Both Recovery and In Retrospect present a lingering enticement, the first a gently building slice of hard/alternative rock with a slight Manic Street Preachers essence to its evocative flavouring and the second a reserved stroll of provocative melodic textures and emotional bait. Neither matches the opening pair of songs but still continues the album’s weighty call upon thoughts and appetite whilst The Highest Point Of Living provides a tender ballad of fine vocals and chilled guitar suasion which from a decent start grows bigger and more impressive, especially through melancholic strings and the excellent tones of Powell, alongside band harmonies. It is a song which inspires tingles in its latter climactic parts and leaves the senses and emotions ignited in appreciation and pleasure. The song seeps into next up Brand New World where the band creates another healthy slice of alternative rock with a melodic pop glaze. It does not set fires in the passions but still adds to the flavoursome richness flowing through the release.

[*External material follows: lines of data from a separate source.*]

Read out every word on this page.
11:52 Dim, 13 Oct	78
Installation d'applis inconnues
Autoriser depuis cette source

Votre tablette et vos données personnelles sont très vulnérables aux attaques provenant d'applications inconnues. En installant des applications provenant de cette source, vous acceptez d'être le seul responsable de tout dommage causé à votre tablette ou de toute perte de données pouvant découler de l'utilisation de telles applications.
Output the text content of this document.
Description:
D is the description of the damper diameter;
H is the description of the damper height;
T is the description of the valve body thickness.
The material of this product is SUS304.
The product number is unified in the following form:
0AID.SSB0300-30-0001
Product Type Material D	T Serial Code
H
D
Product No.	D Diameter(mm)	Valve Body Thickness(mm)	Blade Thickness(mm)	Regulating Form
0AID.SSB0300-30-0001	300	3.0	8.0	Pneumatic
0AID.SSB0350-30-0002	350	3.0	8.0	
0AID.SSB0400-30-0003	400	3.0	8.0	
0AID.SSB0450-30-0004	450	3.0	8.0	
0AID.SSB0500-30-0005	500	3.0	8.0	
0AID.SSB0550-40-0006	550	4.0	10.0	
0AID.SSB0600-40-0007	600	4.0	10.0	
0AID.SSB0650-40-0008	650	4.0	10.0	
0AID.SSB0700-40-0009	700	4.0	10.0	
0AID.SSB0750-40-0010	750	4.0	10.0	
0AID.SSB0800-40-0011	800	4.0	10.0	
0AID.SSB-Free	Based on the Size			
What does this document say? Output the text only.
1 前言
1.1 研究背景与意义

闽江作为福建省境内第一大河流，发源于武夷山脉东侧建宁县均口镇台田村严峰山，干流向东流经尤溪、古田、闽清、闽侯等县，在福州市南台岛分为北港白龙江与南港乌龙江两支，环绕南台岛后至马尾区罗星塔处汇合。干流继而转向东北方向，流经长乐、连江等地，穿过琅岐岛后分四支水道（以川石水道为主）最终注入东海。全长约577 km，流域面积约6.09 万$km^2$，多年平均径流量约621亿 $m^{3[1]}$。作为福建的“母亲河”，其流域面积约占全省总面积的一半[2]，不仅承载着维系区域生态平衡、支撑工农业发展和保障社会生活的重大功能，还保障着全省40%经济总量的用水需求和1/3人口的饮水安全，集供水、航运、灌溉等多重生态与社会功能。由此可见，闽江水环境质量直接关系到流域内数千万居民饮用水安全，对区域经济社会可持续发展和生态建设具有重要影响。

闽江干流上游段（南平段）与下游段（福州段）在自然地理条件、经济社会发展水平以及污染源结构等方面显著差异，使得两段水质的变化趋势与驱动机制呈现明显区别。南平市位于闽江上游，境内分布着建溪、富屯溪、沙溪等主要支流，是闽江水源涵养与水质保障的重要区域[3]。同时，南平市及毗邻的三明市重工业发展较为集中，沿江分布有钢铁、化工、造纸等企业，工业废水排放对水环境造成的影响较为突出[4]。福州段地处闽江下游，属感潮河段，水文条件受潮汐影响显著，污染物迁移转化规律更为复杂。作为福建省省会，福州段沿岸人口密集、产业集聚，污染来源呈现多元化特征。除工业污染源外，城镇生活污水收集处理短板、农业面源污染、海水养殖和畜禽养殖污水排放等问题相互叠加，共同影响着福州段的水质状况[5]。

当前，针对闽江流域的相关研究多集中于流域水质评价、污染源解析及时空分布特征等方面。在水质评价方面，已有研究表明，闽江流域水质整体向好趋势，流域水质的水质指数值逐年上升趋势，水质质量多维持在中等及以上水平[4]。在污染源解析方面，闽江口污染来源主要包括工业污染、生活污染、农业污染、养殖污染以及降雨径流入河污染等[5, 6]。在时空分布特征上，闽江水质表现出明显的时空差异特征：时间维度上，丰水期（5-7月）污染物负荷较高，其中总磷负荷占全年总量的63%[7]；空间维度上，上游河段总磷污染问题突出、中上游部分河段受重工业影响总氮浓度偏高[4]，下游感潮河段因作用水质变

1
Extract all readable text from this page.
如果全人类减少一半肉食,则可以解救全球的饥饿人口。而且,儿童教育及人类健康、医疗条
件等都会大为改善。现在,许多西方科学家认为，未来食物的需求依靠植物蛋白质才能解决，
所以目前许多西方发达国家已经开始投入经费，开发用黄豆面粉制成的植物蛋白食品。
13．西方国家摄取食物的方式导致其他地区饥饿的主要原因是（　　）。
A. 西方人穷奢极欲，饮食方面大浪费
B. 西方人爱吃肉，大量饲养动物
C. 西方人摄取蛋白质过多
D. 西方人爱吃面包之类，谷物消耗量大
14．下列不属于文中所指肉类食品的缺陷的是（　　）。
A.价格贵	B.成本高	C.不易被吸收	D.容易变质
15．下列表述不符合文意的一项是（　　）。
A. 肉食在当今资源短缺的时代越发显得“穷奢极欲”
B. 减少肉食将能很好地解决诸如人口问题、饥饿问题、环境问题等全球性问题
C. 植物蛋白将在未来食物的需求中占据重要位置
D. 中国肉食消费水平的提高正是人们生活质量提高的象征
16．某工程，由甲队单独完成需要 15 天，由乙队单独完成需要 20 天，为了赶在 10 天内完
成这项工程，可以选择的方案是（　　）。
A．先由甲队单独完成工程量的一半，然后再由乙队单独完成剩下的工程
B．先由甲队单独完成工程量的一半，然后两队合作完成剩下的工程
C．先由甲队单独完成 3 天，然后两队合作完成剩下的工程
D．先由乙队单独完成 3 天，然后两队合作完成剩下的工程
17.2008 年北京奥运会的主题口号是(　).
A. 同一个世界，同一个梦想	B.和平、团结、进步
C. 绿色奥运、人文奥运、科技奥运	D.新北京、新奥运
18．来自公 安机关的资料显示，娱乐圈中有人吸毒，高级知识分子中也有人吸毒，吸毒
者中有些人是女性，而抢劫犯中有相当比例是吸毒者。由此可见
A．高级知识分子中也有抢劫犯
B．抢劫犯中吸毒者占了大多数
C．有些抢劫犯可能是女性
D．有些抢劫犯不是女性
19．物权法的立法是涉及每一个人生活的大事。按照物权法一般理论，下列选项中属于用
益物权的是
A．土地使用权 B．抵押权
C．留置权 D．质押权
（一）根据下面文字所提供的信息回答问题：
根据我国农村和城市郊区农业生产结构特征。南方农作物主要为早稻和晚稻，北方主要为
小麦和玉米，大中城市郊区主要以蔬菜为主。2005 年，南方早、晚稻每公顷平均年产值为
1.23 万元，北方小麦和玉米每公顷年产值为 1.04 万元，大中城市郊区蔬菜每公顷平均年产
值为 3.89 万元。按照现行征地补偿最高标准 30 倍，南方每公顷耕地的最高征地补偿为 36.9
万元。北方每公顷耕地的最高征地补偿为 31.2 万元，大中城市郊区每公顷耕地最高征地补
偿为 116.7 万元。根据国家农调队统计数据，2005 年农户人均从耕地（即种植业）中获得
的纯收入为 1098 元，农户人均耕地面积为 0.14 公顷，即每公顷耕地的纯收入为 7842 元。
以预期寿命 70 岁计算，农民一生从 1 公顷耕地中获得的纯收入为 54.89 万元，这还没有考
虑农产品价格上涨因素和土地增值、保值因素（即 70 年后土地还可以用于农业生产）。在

Across the likes of Decay and Dorian Gray, City Of Ashes keeps attention firmly locked in their direction even if the album has lost some of the potency found in its first half, the skill of the band and the craft of songs an attractive constant. Alongside those though the rhythmic tantalising of Masks and Waves, with its dark prowling shadows provided by the bass a conflicting yet complimenting union with the sonic breeze and melodic stream of invention, bring All We Left Behind to a formidable closure. The album leaves a strong taste for City Of Ashes and their inventive sound even if maybe it does not have that spark or ingredient yet to send the passions into full ardour. The feeling that this trigger is waiting within the band’s horizons is impossible to dismiss and something to add spice to the suspected rise of one very promising band.